Dušan Radojević1*, Marina Bekić2, Sergej Tomić2 and Jelena Đokić1
1Institute of Molecular Genetics and Genetic Engineering, University of Belgrade, Serbia
2Institute for the Application of Nuclear Energy, University of Belgrade, Serbia
dusan.radojevic [at] imgge.bg.ac.rs
Abstract
Immune-mediated diseases, including cancer and autoimmune disorders, represent a growing global health burden. Although immune checkpoint inhibitors and immunogenic cell-based therapies achieved substantial success in oncology, immunosuppressive cell therapies are increasingly investigated for autoimmune diseases. Accumulating evidence identified the gut microbiota as an important factor influencing immunotherapy efficacy and immune-related adverse effects. We therefore investigated how gut microbiota profiles correlate with cell-based immunotherapies in two models.
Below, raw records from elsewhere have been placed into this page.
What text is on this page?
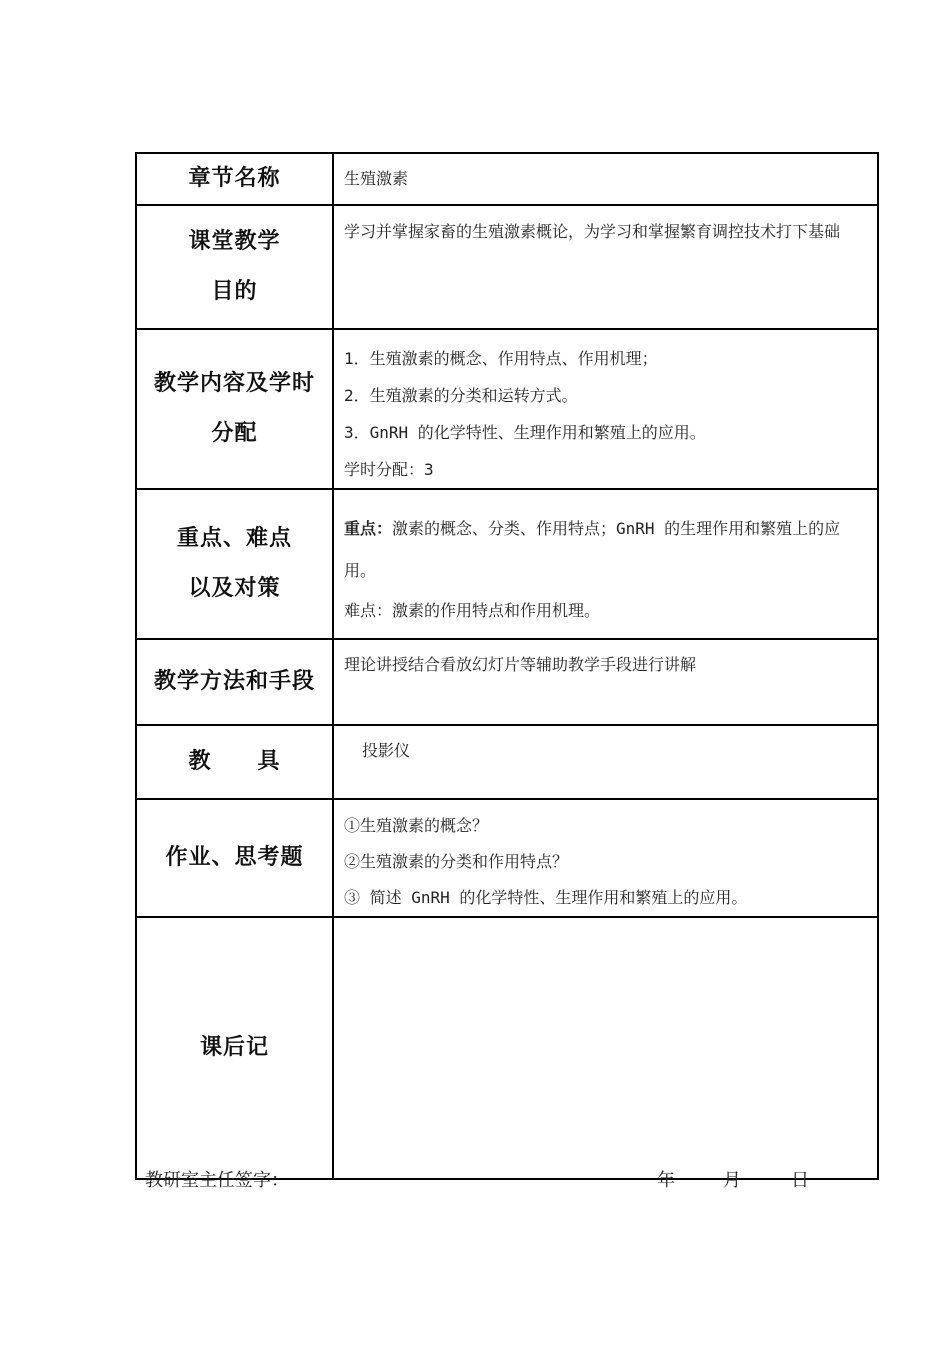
章节名称	生殖激素

课堂教学
目的	学习并掌握家畜的生殖激素概论，为学习和掌握繁育调控技术打下基础

教学内容及学时
分配	1．生殖激素的概念、作用特点、作用机理；
2．生殖激素的分类和运转方式。
3．GnRH 的化学特性、生理作用和繁殖上的应用。
学时分配：3

重点、难点
以及对策	重点：激素的概念、分类、作用特点；GnRH 的生理作用和繁殖上的应用。
难点：激素的作用特点和作用机理。

教学方法和手段	理论讲授结合看放幻灯片等辅助教学手段进行讲解

教　　具	投影仪

作业、思考题	①生殖激素的概念？
②生殖激素的分类和作用特点？
③ 简述 GnRH 的化学特性、生理作用和繁殖上的应用。

课后记	
教研室主任签字：	年	月	日
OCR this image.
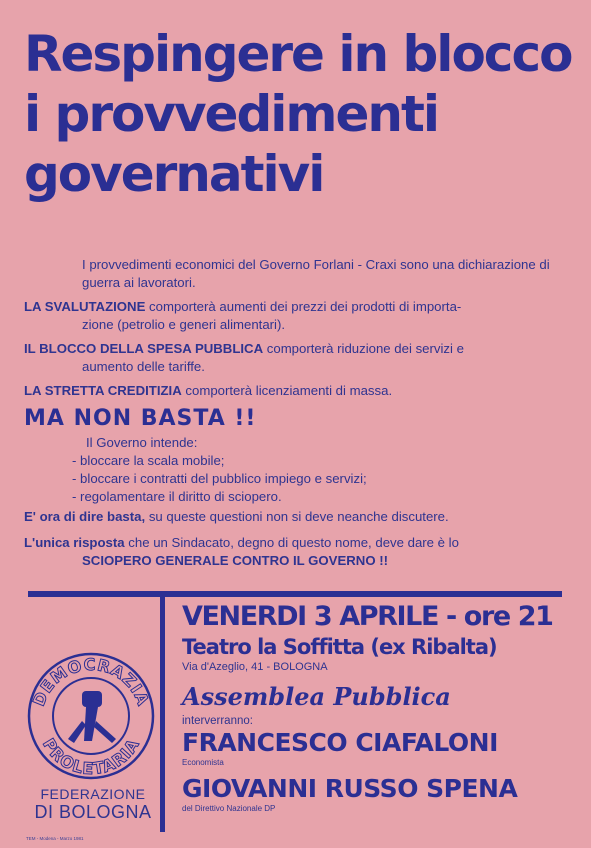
Respingere in blocco
i provvedimenti
governativi

I provvedimenti economici del Governo Forlani - Craxi sono una dichiarazione di guerra ai lavoratori.

LA SVALUTAZIONE comporterà aumenti dei prezzi dei prodotti di importa-
zione (petrolio e generi alimentari).

IL BLOCCO DELLA SPESA PUBBLICA comporterà riduzione dei servizi e
aumento delle tariffe.

LA STRETTA CREDITIZIA comporterà licenziamenti di massa.

MA NON BASTA !!
Il Governo intende:
- bloccare la scala mobile;
- bloccare i contratti del pubblico impiego e servizi;
- regolamentare il diritto di sciopero.
E' ora di dire basta, su queste questioni non si deve neanche discutere.
L'unica risposta che un Sindacato, degno di questo nome, deve dare è lo
SCIOPERO GENERALE CONTRO IL GOVERNO !!
DEMOCRAZIA
PROLETARIA
FEDERAZIONE
DI BOLOGNA
VENERDI 3 APRILE - ore 21
Teatro la Soffitta (ex Ribalta)
Via d'Azeglio, 41 - BOLOGNA
Assemblea Pubblica
interverranno:
FRANCESCO CIAFALONI
Economista
GIOVANNI RUSSO SPENA
del Direttivo Nazionale DP
TEM - Modena - Marzo 1981
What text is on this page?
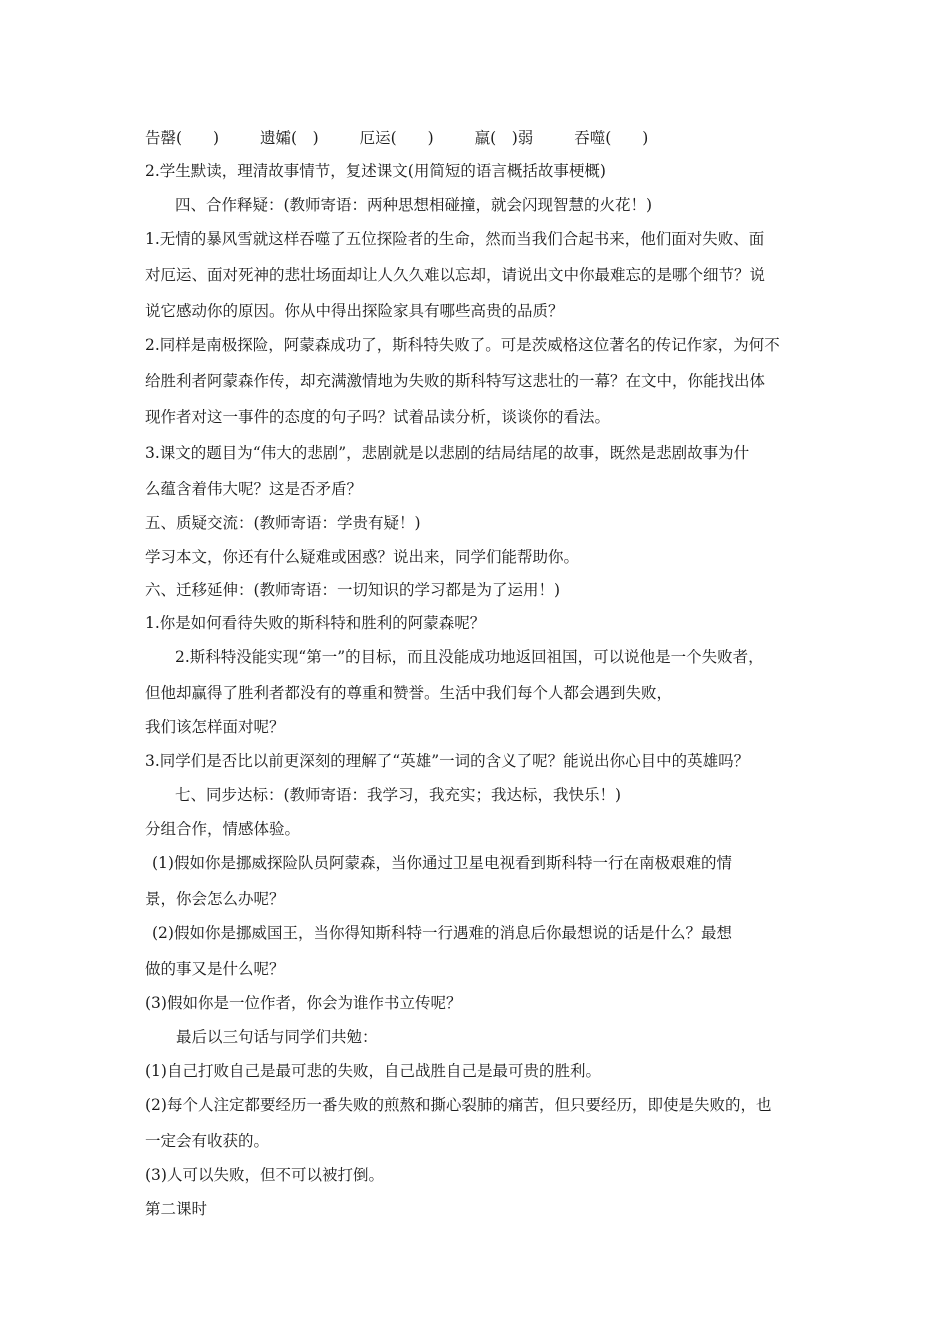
告罄(　　)	遗孀(　)	厄运(　　)	羸(　)弱	吞噬(　　)
2.学生默读，理清故事情节，复述课文(用简短的语言概括故事梗概)
四、合作释疑：(教师寄语：两种思想相碰撞，就会闪现智慧的火花！)
1.无情的暴风雪就这样吞噬了五位探险者的生命，然而当我们合起书来，他们面对失败、面
对厄运、面对死神的悲壮场面却让人久久难以忘却，请说出文中你最难忘的是哪个细节？说
说它感动你的原因。你从中得出探险家具有哪些高贵的品质？
2.同样是南极探险，阿蒙森成功了，斯科特失败了。可是茨威格这位著名的传记作家，为何不
给胜利者阿蒙森作传，却充满激情地为失败的斯科特写这悲壮的一幕？在文中，你能找出体
现作者对这一事件的态度的句子吗？试着品读分析，谈谈你的看法。
3.课文的题目为“伟大的悲剧”，悲剧就是以悲剧的结局结尾的故事，既然是悲剧故事为什
么蕴含着伟大呢？这是否矛盾？
五、质疑交流：(教师寄语：学贵有疑！)
学习本文，你还有什么疑难或困惑？说出来，同学们能帮助你。
六、迁移延伸：(教师寄语：一切知识的学习都是为了运用！)
1.你是如何看待失败的斯科特和胜利的阿蒙森呢？
2.斯科特没能实现“第一”的目标，而且没能成功地返回祖国，可以说他是一个失败者，
但他却赢得了胜利者都没有的尊重和赞誉。生活中我们每个人都会遇到失败，
我们该怎样面对呢？
3.同学们是否比以前更深刻的理解了“英雄”一词的含义了呢？能说出你心目中的英雄吗？
七、同步达标：(教师寄语：我学习，我充实；我达标，我快乐！)
分组合作，情感体验。
(1)假如你是挪威探险队员阿蒙森，当你通过卫星电视看到斯科特一行在南极艰难的情
景，你会怎么办呢？
(2)假如你是挪威国王，当你得知斯科特一行遇难的消息后你最想说的话是什么？最想
做的事又是什么呢？
(3)假如你是一位作者，你会为谁作书立传呢？
最后以三句话与同学们共勉：
(1)自己打败自己是最可悲的失败，自己战胜自己是最可贵的胜利。
(2)每个人注定都要经历一番失败的煎熬和撕心裂肺的痛苦，但只要经历，即使是失败的，也
一定会有收获的。
(3)人可以失败，但不可以被打倒。
第二课时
In healthy human donors, we profiled fecal microbial communities and identified taxa associated with distinct dendritic cell (DC) phenotypes. Donors with higher microbial diversity and abundant short-chain-fatty-acid-producing bacteria generated monocyte-derived DCs with a regulatory phenotype characterized by high ILT-3 expression, low CD1a expression, and weaker maturation potential. In contrast, donors enriched in Bifidobacterium and Collinsella produced DCs with increased CD1a expression, upregulated co-stimulatory molecules (CD40, CD86), and enhanced pro-inflammatory cytokine responses, including TNF-α, IL-6, IL-8, and IL-12. These findings indicated that specific gut microbiota configurations may promote differentiation of highly immunogenic DCs and potentially improve the efficacy of DC-based anticancer vaccines. We further evaluated microbiota-associated effects of immunosuppressive therapy in a rat model of experimental autoimmune encephalomyelitis (EAE). Untreated EAE animals developed gut-barrier disruption, reduced microbial diversity, and pronounced alterations in microbial community structure. In contrast, treatment with bone-marrow-derived myeloid-derived suppressor cells (MDSCs), particularly following PGE₂ conditioning, preserved microbial diversity and maintained a microbiota profile associated with immunosuppressive metabolic functions. These changes were accompanied by expansion of IL-10-producing regulatory T and B cell populations and suppression of pathogenic Th1/Th17 immune responses, resulting in attenuation of disease severity.
Together, these findings demonstrated that specific gut microbiota configurations were closely associated with immune-cell immunogenicity and therapeutic responsiveness. The results highlighted the translational potential of microbiota-informed strategies and suggested that interventions based on probiotics, dietary fibres, and faecal microbiota transplantation could improve the efficacy of anticancer and anti-inflammatory immunotherapies.
Keywords: /
Acknowledgement: This work was supported by the Ministry of Education, Science and Technological Development of the Republic of Serbia, and by the Science Fund of the Republic of Serbia, PROMIS, #6062673, Nano-MDSC-Thera project.